= Elisabeth Larsson =

Swedish-American obstetrician and gynecologist

Elisabeth Larsson (5 November 1895 – 18 November 1997) was a Swedish-American obstetrician/gynecologist known for her work as a pioneering member of the Medical Women's International Association, her research on cervical cancer and the care of premature infants, and her mentorship of and advocacy for other women physicians.

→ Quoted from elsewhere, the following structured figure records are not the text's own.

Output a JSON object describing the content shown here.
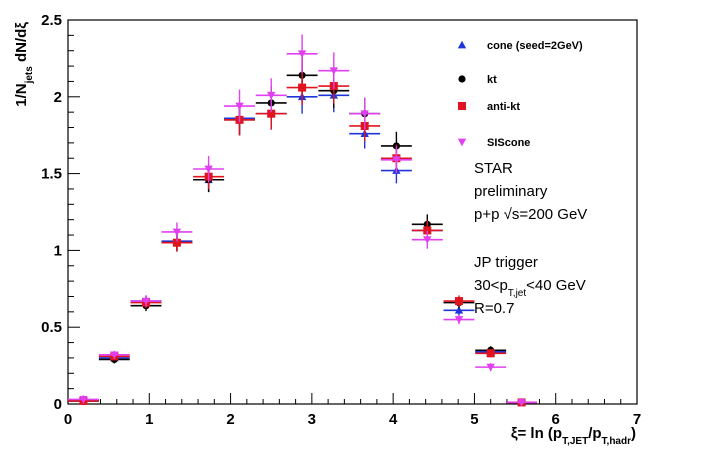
{
  "chart_data": {
    "type": "scatter",
    "title": "",
    "xlabel": "ξ= ln (p_{T,JET}/p_{T,hadr})",
    "ylabel": "1/N_{jets} dN/dξ",
    "xlim": [
      0,
      7
    ],
    "ylim": [
      0,
      2.5
    ],
    "grid": false,
    "legend_position": "top-right",
    "x_tick_labels": [
      "0",
      "1",
      "2",
      "3",
      "4",
      "5",
      "6",
      "7"
    ],
    "y_tick_labels": [
      "0",
      "0.5",
      "1",
      "1.5",
      "2",
      "2.5"
    ],
    "x_tick_values": [
      0,
      1,
      2,
      3,
      4,
      5,
      6,
      7
    ],
    "y_tick_values": [
      0,
      0.5,
      1,
      1.5,
      2,
      2.5
    ],
    "x_bin_halfwidth": 0.19,
    "series": [
      {
        "name": "cone (seed=2GeV)",
        "color": "#1f35d9",
        "marker": "triangle-up",
        "x": [
          0.19,
          0.57,
          0.96,
          1.34,
          1.73,
          2.11,
          2.5,
          2.88,
          3.27,
          3.65,
          4.04,
          4.42,
          4.81,
          5.2,
          5.58
        ],
        "y": [
          0.02,
          0.3,
          0.67,
          1.06,
          1.46,
          1.86,
          1.89,
          2.0,
          2.01,
          1.76,
          1.52,
          1.13,
          0.61,
          0.34,
          0.01
        ]
      },
      {
        "name": "kt",
        "color": "#000000",
        "marker": "circle",
        "x": [
          0.19,
          0.57,
          0.96,
          1.34,
          1.73,
          2.11,
          2.5,
          2.88,
          3.27,
          3.65,
          4.04,
          4.42,
          4.81,
          5.2,
          5.58
        ],
        "y": [
          0.02,
          0.29,
          0.64,
          1.05,
          1.46,
          1.85,
          1.96,
          2.14,
          2.04,
          1.89,
          1.68,
          1.17,
          0.66,
          0.35,
          0.01
        ]
      },
      {
        "name": "anti-kt",
        "color": "#e0141e",
        "marker": "square",
        "x": [
          0.19,
          0.57,
          0.96,
          1.34,
          1.73,
          2.11,
          2.5,
          2.88,
          3.27,
          3.65,
          4.04,
          4.42,
          4.81,
          5.2,
          5.58
        ],
        "y": [
          0.02,
          0.31,
          0.66,
          1.05,
          1.48,
          1.85,
          1.89,
          2.06,
          2.07,
          1.81,
          1.6,
          1.13,
          0.67,
          0.33,
          0.01
        ]
      },
      {
        "name": "SIScone",
        "color": "#e040f0",
        "marker": "triangle-down",
        "x": [
          0.19,
          0.57,
          0.96,
          1.34,
          1.73,
          2.11,
          2.5,
          2.88,
          3.27,
          3.65,
          4.04,
          4.42,
          4.81,
          5.2,
          5.58
        ],
        "y": [
          0.03,
          0.32,
          0.67,
          1.12,
          1.53,
          1.94,
          2.01,
          2.28,
          2.17,
          1.89,
          1.59,
          1.07,
          0.55,
          0.24,
          0.01
        ]
      }
    ],
    "annotations": [
      "STAR",
      "preliminary",
      "p+p √s=200 GeV",
      "JP trigger",
      "30<p_{T,jet}<40 GeV",
      "R=0.7"
    ]
  }
}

== Early life and education ==
Larsson was born and raised in Grönviken, Bräcke community, Jämtland west of Sundsvall Municipality, Sweden, the fourth child and first girl raised on her parents' farm. She studied for her high school degree at the Adventist Academy in Jarnboas; she graduated in 1920 and immigrated to the United States. She earned her undergraduate degree at Broadville College in 1926. She studied at Loma Linda University School of Medicine, at the time called the College of Medical Evangelists, and received her M.D. in 1931.

== Career and research ==
Larsson was one of the first women to achieve a three-year residency in obstetrics and gynecology, which she served at the Los Angeles County General Hospital. After her residency, in 1935, she joined the faculty of Loma Linda and began practicing in private practice. She also earned board certification in surgery and obstetrics/gynecology. She left her professorship and became professor emerita in 1963, at the age of 68, though she practiced as a physician until the age of 75, at which point she estimated she had delivered 16,000 babies. She noted that at her final delivery, she had also delivered the mother, father, and anesthesiologist.

== Honors and legacy ==
Larsson was a fellow of the American College of Obstetricians and Gynecologists from 1952 to 1963, a fellow of the American College of Surgeons, an honorary fellow of the Swedish Medical Society in 1958, and a fellow of the Swedish Gynecological Society in 1965.